Farmers do what they can to survive and feed their families. They'd grow potatoes instead if people ate those rather than beef. Miyoko is actually working on helping dairy farmers do just that.

It's like when a mob boss orders a hit on a witness: it's the mob boss, not the hitman, who initiated and ultimately caused the death. The hitman would not have killed anybody if not paid to, and if he did not do it another hitman would because the job was still there. It's the mob boss who bears virtually all of the responsibility -- and it's only virtually all because being a hitman is illegal and they are in limited supply so if the hitman refused there is a small chance that the mob boss might not find another person to do the job.
Animal farming is legal and where one farmer does not produce beef to meet market demand another will (or a factory farm will take up the slack by adding more cows). There's complete fungibility there in source of supply. It's the consumer who decides how much beef to consume and how many cows will be killed, it's not from a specific farm.

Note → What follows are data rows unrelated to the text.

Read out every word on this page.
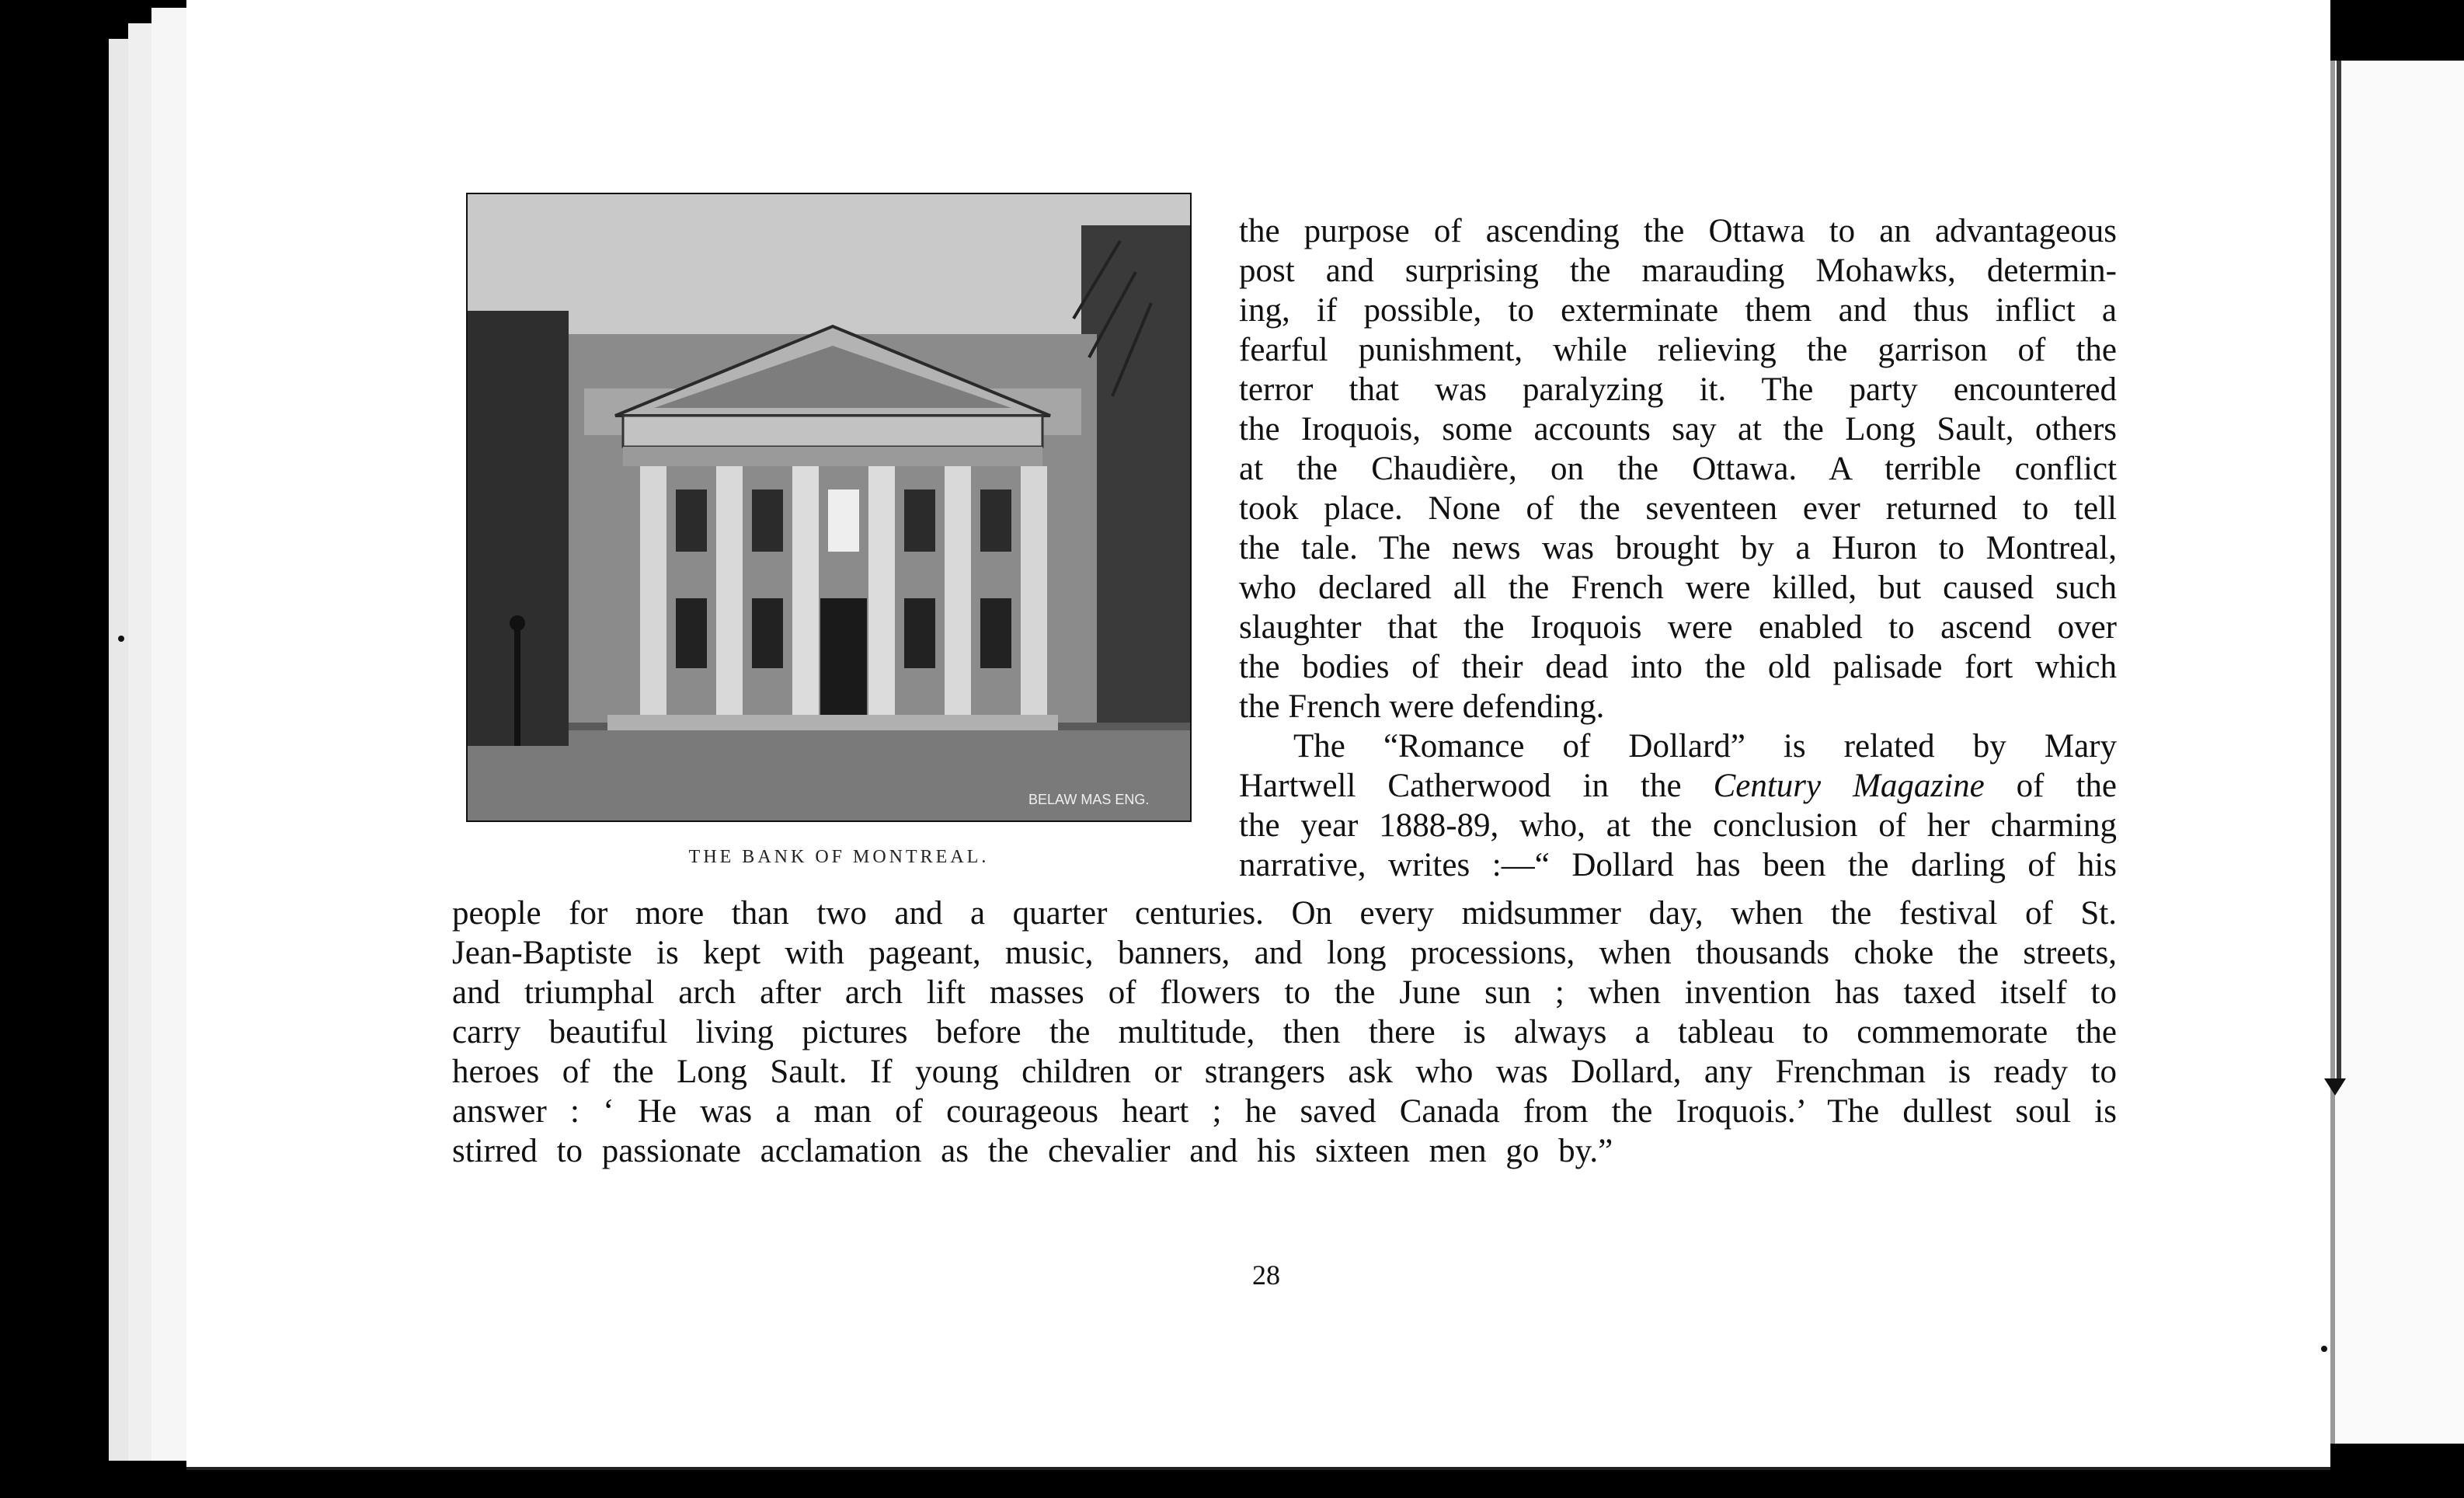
BELAW MAS ENG.
THE BANK OF MONTREAL.
the purpose of ascending the Ottawa to an advantageous
post and surprising the marauding Mohawks, determin-
ing, if possible, to exterminate them and thus inflict a
fearful punishment, while relieving the garrison of the
terror that was paralyzing it. The party encountered
the Iroquois, some accounts say at the Long Sault, others
at the Chaudière, on the Ottawa. A terrible conflict
took place. None of the seventeen ever returned to tell
the tale. The news was brought by a Huron to Montreal,
who declared all the French were killed, but caused such
slaughter that the Iroquois were enabled to ascend over
the bodies of their dead into the old palisade fort which
the French were defending.
The “Romance of Dollard” is related by Mary
Hartwell Catherwood in the Century Magazine of the
the year 1888-89, who, at the conclusion of her charming
narrative, writes :—“ Dollard has been the darling of his
people for more than two and a quarter centuries. On every midsummer day, when the festival of St.
Jean-Baptiste is kept with pageant, music, banners, and long processions, when thousands choke the streets,
and triumphal arch after arch lift masses of flowers to the June sun ; when invention has taxed itself to
carry beautiful living pictures before the multitude, then there is always a tableau to commemorate the
heroes of the Long Sault. If young children or strangers ask who was Dollard, any Frenchman is ready to
answer : ‘ He was a man of courageous heart ; he saved Canada from the Iroquois.’ The dullest soul is
stirred to passionate acclamation as the chevalier and his sixteen men go by.”
28
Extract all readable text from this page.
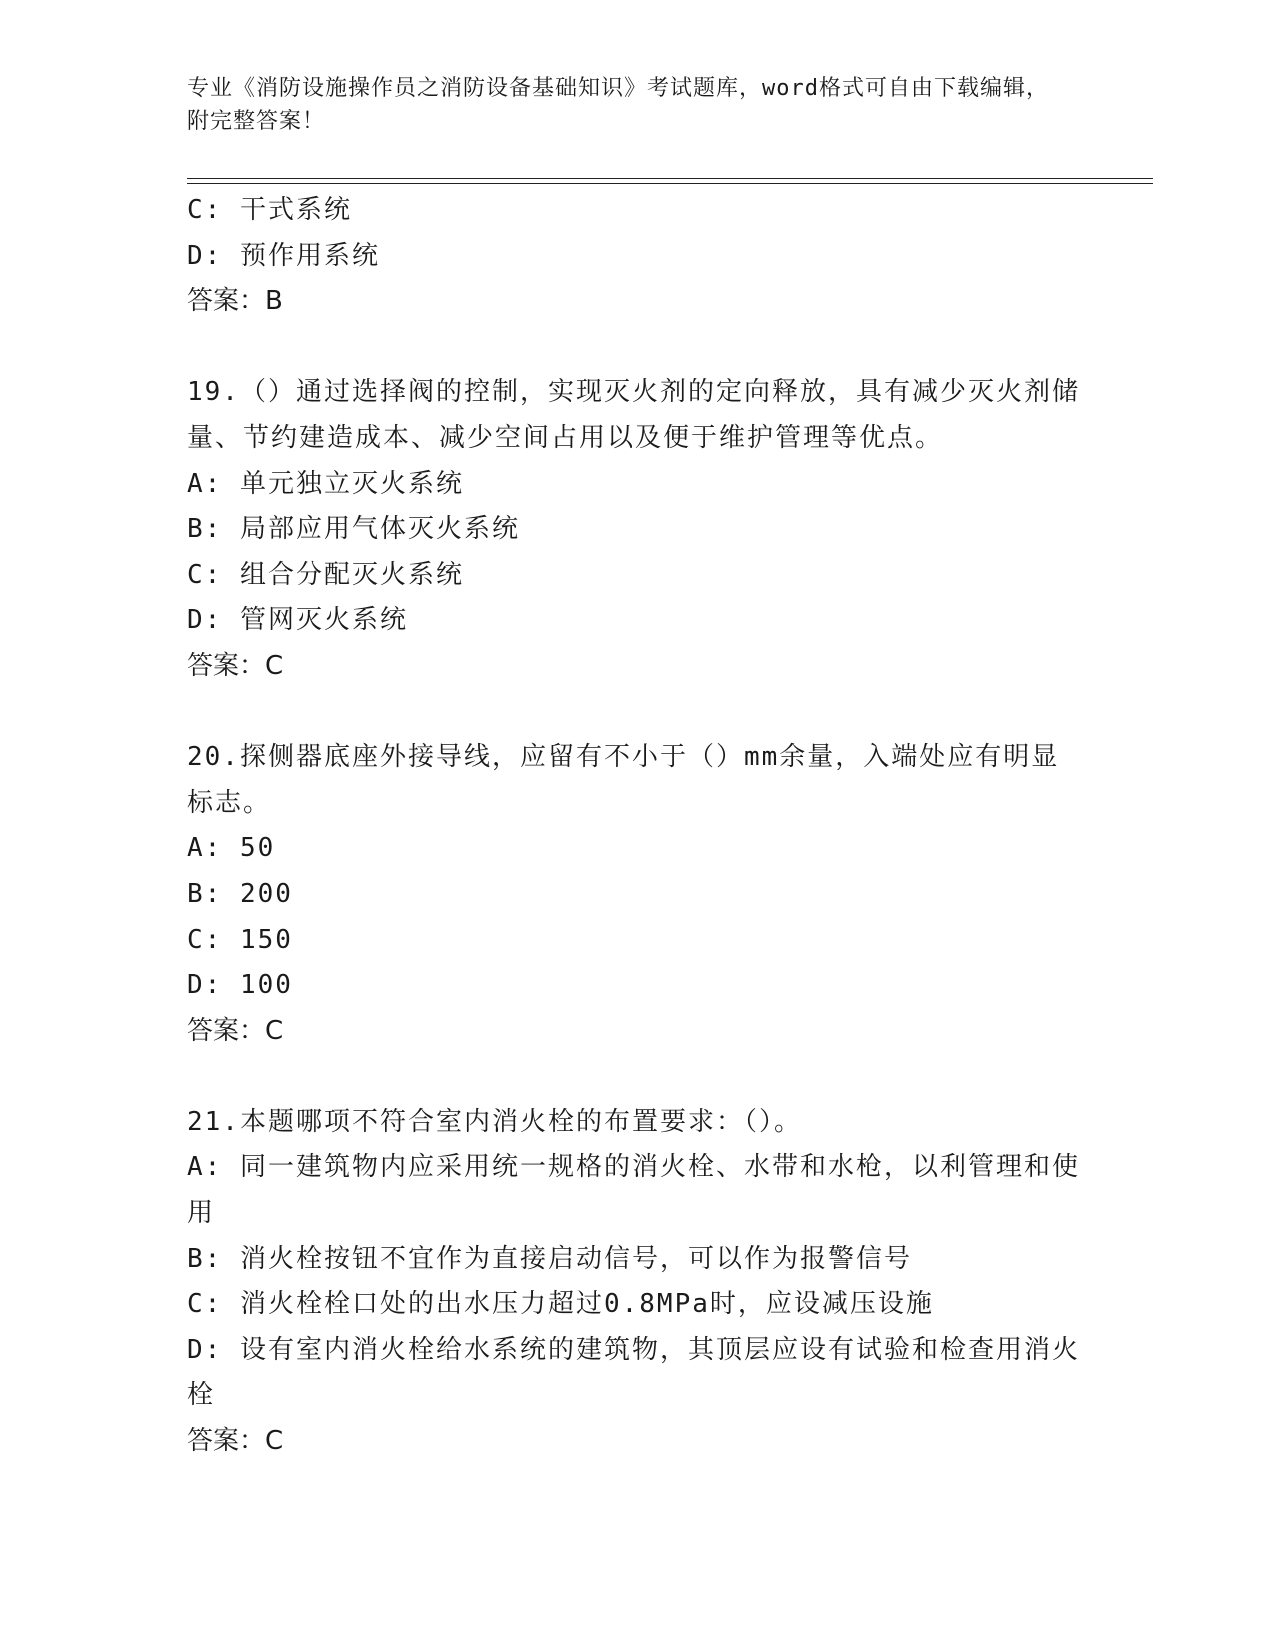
专业《消防设施操作员之消防设备基础知识》考试题库，word格式可自由下载编辑，附完整答案！

C: 干式系统

D: 预作用系统

答案：B

19.（）通过选择阀的控制，实现灭火剂的定向释放，具有减少灭火剂储量、节约建造成本、减少空间占用以及便于维护管理等优点。

A: 单元独立灭火系统

B: 局部应用气体灭火系统

C: 组合分配灭火系统

D: 管网灭火系统

答案：C

20.探侧器底座外接导线，应留有不小于（）mm余量，入端处应有明显标志。

A: 50

B: 200

C: 150

D: 100

答案：C

21.本题哪项不符合室内消火栓的布置要求：（）。

A: 同一建筑物内应采用统一规格的消火栓、水带和水枪，以利管理和使用

B: 消火栓按钮不宜作为直接启动信号，可以作为报警信号

C: 消火栓栓口处的出水压力超过0.8MPa时，应设减压设施

D: 设有室内消火栓给水系统的建筑物，其顶层应设有试验和检查用消火栓

答案：C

The reality is that if you eat 10% of a cow you're actually killing more than 10% of a cow because there's waste and the market over-produces to avoid shortages (because it's cheaper to make extra and waste it or sell it off for a loss than to lose profits from running short of demand). You can't pawn off that responsibility on farmers who 1. don't have a choice and 2. that if they don't do it somebody else (or a soulless company) will. The consumer is the one with the choice and the action that initiates and sustains the harmful practice.
Adloud wrote: Sun Jan 12, 2020 2:08 pmEating a burger isn't a direct action, therefore the culpability itself can't be linear.
There are edge cases like buying meat on clearance because it's expiring which may be being sold for a loss and might not feed as much profit into the machine (it still does some by saving loss), but when it comes to economics while the relationship is statistical in nature it is well established and MORE THAN linear. More demand means more supply and a more efficient supply line which lowers the cost and results in even more demand (at that price). Participating in an industry doesn't just sustain it, it feeds is. Beyond waste the consumers are even more responsible for animal harm because they make it cheaper to harm animals the more they do it, it encourages other people to do it more too.